Joyce shook her head. “I’m not an animal rights activist. I hate cats, I enjoy hunting and eating deer and boar, and I’m all for using mice as medical test subjects.I lost a father to brain cancer and a grandfather to pancreatic cancer. I’d rather lose mice.”
“Hear, hear,” Arvids said.
“Besides, the bats were bred especially for Operation X-Ray. I think the plan was inspired. By targeting specific buildings the military could save human lives on the ground and in the air.”
“So what happened?” Gentry asked.
“During test runs in the desert, several dozen bats proved to be smarter than the scientists who’d conditioned them. They flew off and returned to where they were trained-bats have an incredible homing sense-and burned down the barracks.”
“Stealth moths and commando bats,” Arvids said. “Man, even zoologists see more action than I do.”

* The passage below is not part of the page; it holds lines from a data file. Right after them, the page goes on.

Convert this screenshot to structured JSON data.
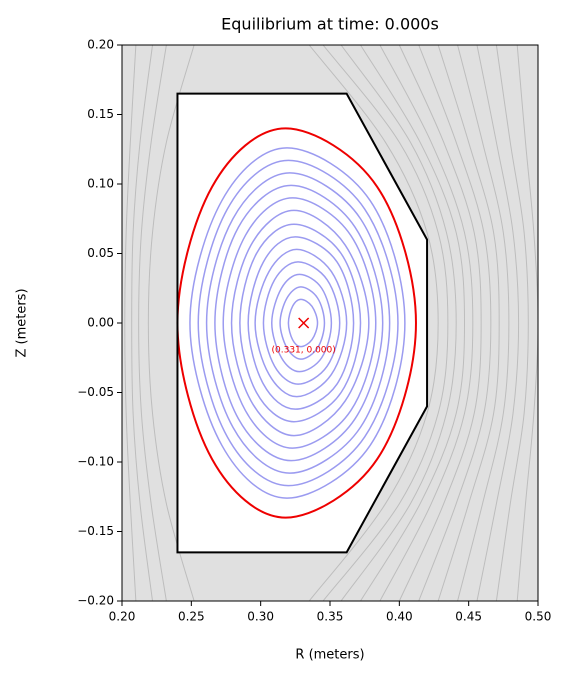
{
  "chart_data": {
    "type": "contour",
    "title": "Equilibrium at time: 0.000s",
    "xlabel": "R (meters)",
    "ylabel": "Z (meters)",
    "xlim": [
      0.2,
      0.5
    ],
    "ylim": [
      -0.2,
      0.2
    ],
    "xticks": [
      {
        "value": 0.2,
        "label": "0.20"
      },
      {
        "value": 0.25,
        "label": "0.25"
      },
      {
        "value": 0.3,
        "label": "0.30"
      },
      {
        "value": 0.35,
        "label": "0.35"
      },
      {
        "value": 0.4,
        "label": "0.40"
      },
      {
        "value": 0.45,
        "label": "0.45"
      },
      {
        "value": 0.5,
        "label": "0.50"
      }
    ],
    "yticks": [
      {
        "value": -0.2,
        "label": "−0.20"
      },
      {
        "value": -0.15,
        "label": "−0.15"
      },
      {
        "value": -0.1,
        "label": "−0.10"
      },
      {
        "value": -0.05,
        "label": "−0.05"
      },
      {
        "value": 0,
        "label": "0.00"
      },
      {
        "value": 0.05,
        "label": "0.05"
      },
      {
        "value": 0.1,
        "label": "0.10"
      },
      {
        "value": 0.15,
        "label": "0.15"
      },
      {
        "value": 0.2,
        "label": "0.20"
      }
    ],
    "background_color": "#e0e0e0",
    "vacuum_field": {
      "color": "#bdbdbd",
      "z": [
        -0.2,
        -0.13,
        -0.065,
        0,
        0.065,
        0.13,
        0.2
      ],
      "contours": [
        {
          "r": [
            0.21,
            0.206,
            0.203,
            0.202,
            0.203,
            0.206,
            0.21
          ]
        },
        {
          "r": [
            0.222,
            0.213,
            0.208,
            0.207,
            0.208,
            0.213,
            0.222
          ]
        },
        {
          "r": [
            0.232,
            0.221,
            0.214,
            0.212,
            0.214,
            0.221,
            0.232
          ]
        },
        {
          "r": [
            0.252,
            0.232,
            0.222,
            0.219,
            0.222,
            0.232,
            0.252
          ]
        },
        {
          "r": [
            0.335,
            0.39,
            0.42,
            0.428,
            0.42,
            0.39,
            0.335
          ]
        },
        {
          "r": [
            0.345,
            0.4,
            0.428,
            0.435,
            0.428,
            0.4,
            0.345
          ]
        },
        {
          "r": [
            0.358,
            0.408,
            0.434,
            0.441,
            0.434,
            0.408,
            0.358
          ]
        },
        {
          "r": [
            0.372,
            0.415,
            0.441,
            0.447,
            0.441,
            0.415,
            0.372
          ]
        },
        {
          "r": [
            0.386,
            0.423,
            0.447,
            0.453,
            0.447,
            0.423,
            0.386
          ]
        },
        {
          "r": [
            0.4,
            0.432,
            0.454,
            0.459,
            0.454,
            0.432,
            0.4
          ]
        },
        {
          "r": [
            0.414,
            0.441,
            0.461,
            0.466,
            0.461,
            0.441,
            0.414
          ]
        },
        {
          "r": [
            0.428,
            0.45,
            0.468,
            0.472,
            0.468,
            0.45,
            0.428
          ]
        },
        {
          "r": [
            0.442,
            0.46,
            0.475,
            0.479,
            0.475,
            0.46,
            0.442
          ]
        },
        {
          "r": [
            0.456,
            0.47,
            0.482,
            0.486,
            0.482,
            0.47,
            0.456
          ]
        },
        {
          "r": [
            0.47,
            0.48,
            0.49,
            0.493,
            0.49,
            0.48,
            0.47
          ]
        },
        {
          "r": [
            0.485,
            0.491,
            0.497,
            0.5,
            0.497,
            0.491,
            0.485
          ]
        }
      ]
    },
    "wall": {
      "color": "#000000",
      "r": [
        0.24,
        0.362,
        0.42,
        0.42,
        0.362,
        0.24
      ],
      "z": [
        0.165,
        0.165,
        0.06,
        -0.06,
        -0.165,
        -0.165
      ]
    },
    "flux_surfaces": {
      "color": "#9b9bf0",
      "contours": [
        {
          "r": [
            0.32,
            0.323,
            0.329,
            0.337,
            0.341,
            0.337,
            0.329,
            0.323
          ],
          "z": [
            0,
            0.012,
            0.017,
            0.012,
            0,
            -0.012,
            -0.017,
            -0.012
          ]
        },
        {
          "r": [
            0.314,
            0.319,
            0.329,
            0.341,
            0.346,
            0.341,
            0.329,
            0.319
          ],
          "z": [
            0,
            0.018,
            0.026,
            0.018,
            0,
            -0.018,
            -0.026,
            -0.018
          ]
        },
        {
          "r": [
            0.308,
            0.315,
            0.328,
            0.344,
            0.351,
            0.344,
            0.328,
            0.315
          ],
          "z": [
            0,
            0.025,
            0.035,
            0.025,
            0,
            -0.025,
            -0.035,
            -0.025
          ]
        },
        {
          "r": [
            0.302,
            0.31,
            0.327,
            0.348,
            0.357,
            0.348,
            0.327,
            0.31
          ],
          "z": [
            0,
            0.031,
            0.044,
            0.031,
            0,
            -0.031,
            -0.044,
            -0.031
          ]
        },
        {
          "r": [
            0.296,
            0.306,
            0.326,
            0.351,
            0.362,
            0.351,
            0.326,
            0.306
          ],
          "z": [
            0,
            0.037,
            0.053,
            0.037,
            0,
            -0.037,
            -0.053,
            -0.037
          ]
        },
        {
          "r": [
            0.291,
            0.302,
            0.325,
            0.355,
            0.367,
            0.355,
            0.325,
            0.302
          ],
          "z": [
            0,
            0.044,
            0.062,
            0.044,
            0,
            -0.044,
            -0.062,
            -0.044
          ]
        },
        {
          "r": [
            0.285,
            0.297,
            0.324,
            0.358,
            0.372,
            0.358,
            0.324,
            0.297
          ],
          "z": [
            0,
            0.05,
            0.071,
            0.05,
            0,
            -0.05,
            -0.071,
            -0.05
          ]
        },
        {
          "r": [
            0.279,
            0.293,
            0.324,
            0.361,
            0.378,
            0.361,
            0.324,
            0.293
          ],
          "z": [
            0,
            0.056,
            0.081,
            0.056,
            0,
            -0.056,
            -0.081,
            -0.056
          ]
        },
        {
          "r": [
            0.273,
            0.289,
            0.323,
            0.365,
            0.383,
            0.365,
            0.323,
            0.289
          ],
          "z": [
            0,
            0.063,
            0.09,
            0.063,
            0,
            -0.063,
            -0.09,
            -0.063
          ]
        },
        {
          "r": [
            0.267,
            0.284,
            0.322,
            0.368,
            0.388,
            0.368,
            0.322,
            0.284
          ],
          "z": [
            0,
            0.069,
            0.099,
            0.069,
            0,
            -0.069,
            -0.099,
            -0.069
          ]
        },
        {
          "r": [
            0.261,
            0.28,
            0.321,
            0.372,
            0.393,
            0.372,
            0.321,
            0.28
          ],
          "z": [
            0,
            0.075,
            0.108,
            0.075,
            0,
            -0.075,
            -0.108,
            -0.075
          ]
        },
        {
          "r": [
            0.255,
            0.276,
            0.32,
            0.375,
            0.399,
            0.375,
            0.32,
            0.276
          ],
          "z": [
            0,
            0.082,
            0.117,
            0.082,
            0,
            -0.082,
            -0.117,
            -0.082
          ]
        },
        {
          "r": [
            0.249,
            0.272,
            0.319,
            0.379,
            0.404,
            0.379,
            0.319,
            0.272
          ],
          "z": [
            0,
            0.088,
            0.126,
            0.088,
            0,
            -0.088,
            -0.126,
            -0.088
          ]
        }
      ]
    },
    "lcfs": {
      "color": "#ee0000",
      "r": [
        0.24,
        0.265,
        0.318,
        0.384,
        0.412,
        0.384,
        0.318,
        0.265
      ],
      "z": [
        0,
        0.098,
        0.14,
        0.098,
        0,
        -0.098,
        -0.14,
        -0.098
      ]
    },
    "magnetic_axis": {
      "color": "#ee0000",
      "r": 0.331,
      "z": 0,
      "label": "(0.331, 0.000)"
    }
  }
}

It took nearly half an hour of moving slowly through the darkness before they came to where the maintenance worker had fainted. The mound of guano was lying beneath a girder, between two sets of tracks. Joyce took the flashlight from Arvids. She circled the mound slowly. Arvids put his hand in front of his mouth. Gentry winced.
“I’ve never seen anything like this,” Joyce said.
“Jesus,” Gentry said. “The size alone probably put the maintenance man out, once he realized what it was.”
“The size is incredible, but so is the singular consistency,” Joyce said. “This is not a typical bat mound. This is like something you’d find in the elephant cage at the zoo.”